Individual Magic cards and complete decks will be sold at the store, along with all the accessories needed for gamers both novice and the seasoned player.

The game uses unique sets of cards and requires equal parts strategy and creativity. With Moen’s shop, he said he wanted to build a close-knit space that will grow into a community for players of all kinds.

“It’s a fun game that’s interactive with people you play with,” Moen said. “It’s super accessible and you can tailor it to how you want to play and there’s a collecting aspect of it that you can get these cool cards and show them off.”

Long-term plans for Moen include opening the shop to host Magic tournaments, with the possibility to expand to other games in the future.

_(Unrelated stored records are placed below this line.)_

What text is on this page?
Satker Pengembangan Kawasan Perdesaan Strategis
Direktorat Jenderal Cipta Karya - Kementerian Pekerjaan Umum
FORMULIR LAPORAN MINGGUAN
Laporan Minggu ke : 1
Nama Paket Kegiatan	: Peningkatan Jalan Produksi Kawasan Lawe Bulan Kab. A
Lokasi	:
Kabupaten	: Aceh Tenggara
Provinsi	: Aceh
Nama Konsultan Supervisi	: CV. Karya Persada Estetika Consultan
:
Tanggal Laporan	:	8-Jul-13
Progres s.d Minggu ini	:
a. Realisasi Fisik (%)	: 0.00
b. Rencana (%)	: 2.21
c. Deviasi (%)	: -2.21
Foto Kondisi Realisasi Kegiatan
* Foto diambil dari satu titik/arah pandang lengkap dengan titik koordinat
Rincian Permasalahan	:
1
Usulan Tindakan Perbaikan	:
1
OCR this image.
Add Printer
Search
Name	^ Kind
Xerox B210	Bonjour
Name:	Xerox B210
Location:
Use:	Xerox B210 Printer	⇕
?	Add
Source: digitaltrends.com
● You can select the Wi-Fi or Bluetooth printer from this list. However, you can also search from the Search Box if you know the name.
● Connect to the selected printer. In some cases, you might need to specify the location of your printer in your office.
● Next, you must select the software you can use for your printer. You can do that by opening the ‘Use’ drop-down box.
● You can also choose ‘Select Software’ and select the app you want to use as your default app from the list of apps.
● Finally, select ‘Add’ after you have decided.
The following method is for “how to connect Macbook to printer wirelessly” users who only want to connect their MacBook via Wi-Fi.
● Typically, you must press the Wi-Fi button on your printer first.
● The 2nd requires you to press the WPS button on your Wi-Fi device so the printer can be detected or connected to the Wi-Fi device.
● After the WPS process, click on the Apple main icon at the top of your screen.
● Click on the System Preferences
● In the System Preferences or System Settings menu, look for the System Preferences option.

Popularized in the 1990s, Magic was eclipsed by competing card games and the meteoric rise in online gaming, but the game has made a comeback in recent years. Thanks to the long history of the game, Magic now appeals to an intergenerational fanbase.

“Long-term players have lots of experience and sought-after sets of cards while new players are excited about learning the game, so a game room is the perfect opportunity to bring all types of players together,” Moen said.

Games of Magic can range from 20 minutes to 90 minutes or more depending on the specific format of each match, with Moen saying he values face-to-face interaction as opposed to the screentime of a computer or phone.

“People get enough screen time with tier electronic devices, and young people need a place to spend their free time,” Moen said. “A game shop offers the chance to share tips, have fun playing and to meet new friends.”